If you like Tyrese Maxey’s infectious smile, then chances are you will certainly like recent Kentucky basketball signee Terrence Clarke.
“Terrence is a very charismatic young man. He has a million dollar smile that just lights up a room,” said Jason Smith, Clarke’s coach at Brewster Academy in New Hampshire. “We have had a lot of talented kids here over the years but not any have had the reputation he has while here in high school.”
Smith is also the associate director of admission at the school and noted how families got a questionnaire before visiting the school that asks if there is anyone in particular they would like to meet on the visit.
“Usually it would be like an art or history teacher or maybe a soccer coach,” Smith said. “In the last month we’ve had 10 or 15 asking to meet Terrence Clarke. That’s never happened.”
If Rivals.com recruiting writer David Sisk is right, that attention will only increase when Clarke gets to Kentucky next year.
“If a football team has a great receiver, you just throw it up to him and he comes down with it,” Sisk said. “Put Clarke in a one-on-one situation and give him the ball and he is going to score. John Calipari has not had a guard like him since he has been at Kentucky.
“John Wall would be the closest thing, but Terrence Clarke is a better shooter. He has all of the tools and God-given ability any player could ever want.”
Wall was the No. 1 overall draft pick in 2010 NBA draft after one year at UK and is a five-time NBA All-Star.
“John Wall was dynamic and a playmaker but with Clarke you can just say go get a basket and he will do it. There’s not many players who can do that,” Sisk said.
Give Calipari credit for sensing that early. When Clarke was a freshman, Calipari started recruiting him. The Boston native still remembers the first day coaches could contact players his freshman year and Calipari was the first coach to contact him. That made a lasting impression on Clarke, who also reclassified from the 2021 to the 2020 recruiting class when he picked UK.

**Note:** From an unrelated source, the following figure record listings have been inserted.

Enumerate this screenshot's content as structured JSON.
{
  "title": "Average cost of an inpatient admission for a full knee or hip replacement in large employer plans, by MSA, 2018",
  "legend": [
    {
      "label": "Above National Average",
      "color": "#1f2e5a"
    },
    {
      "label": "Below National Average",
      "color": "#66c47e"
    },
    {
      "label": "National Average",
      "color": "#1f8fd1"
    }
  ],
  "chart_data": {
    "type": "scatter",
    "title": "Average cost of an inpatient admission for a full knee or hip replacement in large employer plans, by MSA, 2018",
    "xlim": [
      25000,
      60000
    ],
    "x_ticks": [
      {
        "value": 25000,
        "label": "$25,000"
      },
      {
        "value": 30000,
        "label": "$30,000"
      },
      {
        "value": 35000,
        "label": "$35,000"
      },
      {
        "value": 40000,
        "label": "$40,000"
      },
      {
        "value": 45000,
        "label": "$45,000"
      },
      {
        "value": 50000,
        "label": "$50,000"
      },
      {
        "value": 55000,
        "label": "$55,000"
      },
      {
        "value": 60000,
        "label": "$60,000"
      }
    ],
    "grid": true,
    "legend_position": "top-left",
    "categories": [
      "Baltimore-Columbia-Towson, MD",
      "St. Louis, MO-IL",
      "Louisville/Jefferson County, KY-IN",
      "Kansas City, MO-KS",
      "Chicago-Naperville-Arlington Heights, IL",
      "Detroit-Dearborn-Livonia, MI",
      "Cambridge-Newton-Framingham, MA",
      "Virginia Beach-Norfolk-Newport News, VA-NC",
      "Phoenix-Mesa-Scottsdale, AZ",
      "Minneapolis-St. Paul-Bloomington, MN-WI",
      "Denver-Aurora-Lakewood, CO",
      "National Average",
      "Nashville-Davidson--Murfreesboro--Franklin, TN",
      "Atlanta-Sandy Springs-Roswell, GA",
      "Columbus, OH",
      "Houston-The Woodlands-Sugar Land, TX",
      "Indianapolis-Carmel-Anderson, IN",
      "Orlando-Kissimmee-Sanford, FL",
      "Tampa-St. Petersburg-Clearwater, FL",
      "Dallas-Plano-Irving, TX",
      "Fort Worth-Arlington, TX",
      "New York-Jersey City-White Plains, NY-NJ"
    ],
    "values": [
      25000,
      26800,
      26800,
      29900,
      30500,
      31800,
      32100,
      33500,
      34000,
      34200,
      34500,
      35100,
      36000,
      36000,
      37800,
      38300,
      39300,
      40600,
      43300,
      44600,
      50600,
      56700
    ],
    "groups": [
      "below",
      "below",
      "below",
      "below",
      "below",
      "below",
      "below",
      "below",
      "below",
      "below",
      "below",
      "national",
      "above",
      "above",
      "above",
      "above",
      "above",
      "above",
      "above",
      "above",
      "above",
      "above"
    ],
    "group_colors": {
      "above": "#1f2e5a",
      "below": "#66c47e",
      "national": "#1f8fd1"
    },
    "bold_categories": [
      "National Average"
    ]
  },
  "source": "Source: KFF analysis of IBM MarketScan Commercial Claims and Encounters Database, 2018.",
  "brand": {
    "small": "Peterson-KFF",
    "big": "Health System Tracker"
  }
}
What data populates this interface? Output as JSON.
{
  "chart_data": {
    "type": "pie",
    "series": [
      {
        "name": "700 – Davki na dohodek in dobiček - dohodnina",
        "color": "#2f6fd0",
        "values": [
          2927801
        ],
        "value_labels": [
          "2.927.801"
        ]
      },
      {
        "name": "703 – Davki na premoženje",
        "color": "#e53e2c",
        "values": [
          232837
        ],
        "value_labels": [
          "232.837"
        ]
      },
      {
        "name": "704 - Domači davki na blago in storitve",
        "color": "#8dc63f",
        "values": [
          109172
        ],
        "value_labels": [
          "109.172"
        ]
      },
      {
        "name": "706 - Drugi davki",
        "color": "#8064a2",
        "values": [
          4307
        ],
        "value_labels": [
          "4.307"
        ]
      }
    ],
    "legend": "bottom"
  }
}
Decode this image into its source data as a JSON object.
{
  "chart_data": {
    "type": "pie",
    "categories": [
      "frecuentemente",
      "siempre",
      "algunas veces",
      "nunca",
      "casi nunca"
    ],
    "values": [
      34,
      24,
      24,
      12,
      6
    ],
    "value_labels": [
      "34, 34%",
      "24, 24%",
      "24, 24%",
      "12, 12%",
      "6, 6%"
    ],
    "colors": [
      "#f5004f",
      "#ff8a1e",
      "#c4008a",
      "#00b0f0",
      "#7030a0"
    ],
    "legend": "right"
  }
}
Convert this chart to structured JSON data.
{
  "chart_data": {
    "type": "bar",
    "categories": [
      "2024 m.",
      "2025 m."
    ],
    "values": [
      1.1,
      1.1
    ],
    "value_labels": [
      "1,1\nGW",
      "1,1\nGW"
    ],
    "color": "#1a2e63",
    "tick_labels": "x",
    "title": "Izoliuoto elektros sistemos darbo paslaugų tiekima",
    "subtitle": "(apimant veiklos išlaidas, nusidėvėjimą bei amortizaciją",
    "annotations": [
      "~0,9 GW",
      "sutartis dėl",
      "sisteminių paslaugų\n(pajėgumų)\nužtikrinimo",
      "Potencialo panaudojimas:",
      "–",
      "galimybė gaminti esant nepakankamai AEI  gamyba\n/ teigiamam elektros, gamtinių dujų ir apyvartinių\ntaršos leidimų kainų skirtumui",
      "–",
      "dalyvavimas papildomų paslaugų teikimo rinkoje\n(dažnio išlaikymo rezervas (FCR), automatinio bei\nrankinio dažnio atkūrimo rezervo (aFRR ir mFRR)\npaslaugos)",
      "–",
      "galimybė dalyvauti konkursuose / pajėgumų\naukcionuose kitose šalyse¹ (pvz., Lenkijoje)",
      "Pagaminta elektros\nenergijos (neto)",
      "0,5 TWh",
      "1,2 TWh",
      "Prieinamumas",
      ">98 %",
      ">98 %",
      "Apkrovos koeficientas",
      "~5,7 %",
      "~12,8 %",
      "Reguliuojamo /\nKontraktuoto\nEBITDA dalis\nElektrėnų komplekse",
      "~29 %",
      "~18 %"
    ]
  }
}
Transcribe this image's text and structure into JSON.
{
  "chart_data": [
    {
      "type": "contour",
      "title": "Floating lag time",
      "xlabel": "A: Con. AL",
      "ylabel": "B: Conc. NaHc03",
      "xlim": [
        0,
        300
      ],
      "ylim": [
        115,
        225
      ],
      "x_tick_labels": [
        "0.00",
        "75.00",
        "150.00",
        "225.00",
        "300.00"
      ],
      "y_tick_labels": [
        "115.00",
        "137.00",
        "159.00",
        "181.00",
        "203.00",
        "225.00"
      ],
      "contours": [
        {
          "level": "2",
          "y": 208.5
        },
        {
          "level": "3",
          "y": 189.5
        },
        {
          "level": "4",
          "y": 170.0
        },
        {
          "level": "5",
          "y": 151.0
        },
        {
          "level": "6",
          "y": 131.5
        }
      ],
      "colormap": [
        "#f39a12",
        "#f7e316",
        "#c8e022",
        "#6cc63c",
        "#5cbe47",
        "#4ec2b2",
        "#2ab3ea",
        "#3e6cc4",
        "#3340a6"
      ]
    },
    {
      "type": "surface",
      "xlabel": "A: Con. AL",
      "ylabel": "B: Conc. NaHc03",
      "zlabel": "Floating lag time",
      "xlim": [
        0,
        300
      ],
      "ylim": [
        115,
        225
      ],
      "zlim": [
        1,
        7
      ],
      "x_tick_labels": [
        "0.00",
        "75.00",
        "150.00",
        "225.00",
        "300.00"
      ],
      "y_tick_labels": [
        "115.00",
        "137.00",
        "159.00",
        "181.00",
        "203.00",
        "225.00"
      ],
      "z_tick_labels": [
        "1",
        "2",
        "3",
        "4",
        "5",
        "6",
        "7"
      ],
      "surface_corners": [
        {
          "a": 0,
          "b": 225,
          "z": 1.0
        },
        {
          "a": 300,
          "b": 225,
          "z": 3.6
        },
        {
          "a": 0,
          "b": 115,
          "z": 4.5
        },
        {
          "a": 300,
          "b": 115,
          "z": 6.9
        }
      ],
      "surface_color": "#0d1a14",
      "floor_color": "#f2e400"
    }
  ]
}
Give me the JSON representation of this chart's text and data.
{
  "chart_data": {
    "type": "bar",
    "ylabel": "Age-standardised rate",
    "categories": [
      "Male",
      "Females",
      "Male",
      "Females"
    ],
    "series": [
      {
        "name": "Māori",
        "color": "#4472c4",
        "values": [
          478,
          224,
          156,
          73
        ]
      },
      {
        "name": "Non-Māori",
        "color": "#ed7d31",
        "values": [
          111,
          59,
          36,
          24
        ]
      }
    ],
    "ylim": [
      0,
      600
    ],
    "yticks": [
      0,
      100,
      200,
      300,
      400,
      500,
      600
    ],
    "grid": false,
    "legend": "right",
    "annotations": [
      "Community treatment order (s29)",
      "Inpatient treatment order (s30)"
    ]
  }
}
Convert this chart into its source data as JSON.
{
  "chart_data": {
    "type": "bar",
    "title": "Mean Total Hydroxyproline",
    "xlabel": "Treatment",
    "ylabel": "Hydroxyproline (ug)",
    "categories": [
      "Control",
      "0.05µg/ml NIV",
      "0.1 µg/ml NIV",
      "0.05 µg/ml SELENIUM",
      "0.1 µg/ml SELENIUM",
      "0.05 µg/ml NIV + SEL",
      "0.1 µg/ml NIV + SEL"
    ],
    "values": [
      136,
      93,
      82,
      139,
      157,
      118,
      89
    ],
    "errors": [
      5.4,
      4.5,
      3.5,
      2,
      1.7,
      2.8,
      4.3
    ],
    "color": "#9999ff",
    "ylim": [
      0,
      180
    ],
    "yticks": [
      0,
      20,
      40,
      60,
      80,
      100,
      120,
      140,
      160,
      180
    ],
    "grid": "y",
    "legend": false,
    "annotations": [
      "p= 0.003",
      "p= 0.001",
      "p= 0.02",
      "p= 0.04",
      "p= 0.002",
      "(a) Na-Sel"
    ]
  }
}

Smith says only a true “hoops junkie” understands the level of basketball talent at New England prep schools. Current NBA standout Donovan Mitchell, who played at Louisville, didn’t average over 12 points per game in his two years at Brewster.
“We have a talented team and he knows if you are not playing and going hard somebody is waiting be- hind you to take your spot,” Smith said. “Terrence does possess a tremendous desire to be in the gym, which is different from a lot of his peers the last few years. He is consumed with getting better and has a great work ethic that coach Cal really likes. He’s a typical teenager playing video games and hanging out with friends but he’s mainly consumed with basketball.”
Smith wants to see Clarke become a better rebounder and defender — perhaps even a “lockdown” defender — this season. However, like Sisk, he knows Clarke’s offensive skills are extraordinary.
“His ability to create separation from a defender is as good as any- one I have ever coached here. It is off the chart,” Smith said. “He needs to be a more consistent 3-point shooter and is putting in the time to do that. But his ability to create space is at the elite level.
“He’s going to Kentucky because of coach Cal’s reputation, the school’s tradition, the proven history of putting guys in to the NBA that are successful, and to be around other high level players. If he had not wanted to play with or be around other high level players, he would not have come to Brewster. He’s not afraid to share the spotlight the way Cal likes his guys to do and he’ll listen and do what Cal tells him to do for the team and to get better.”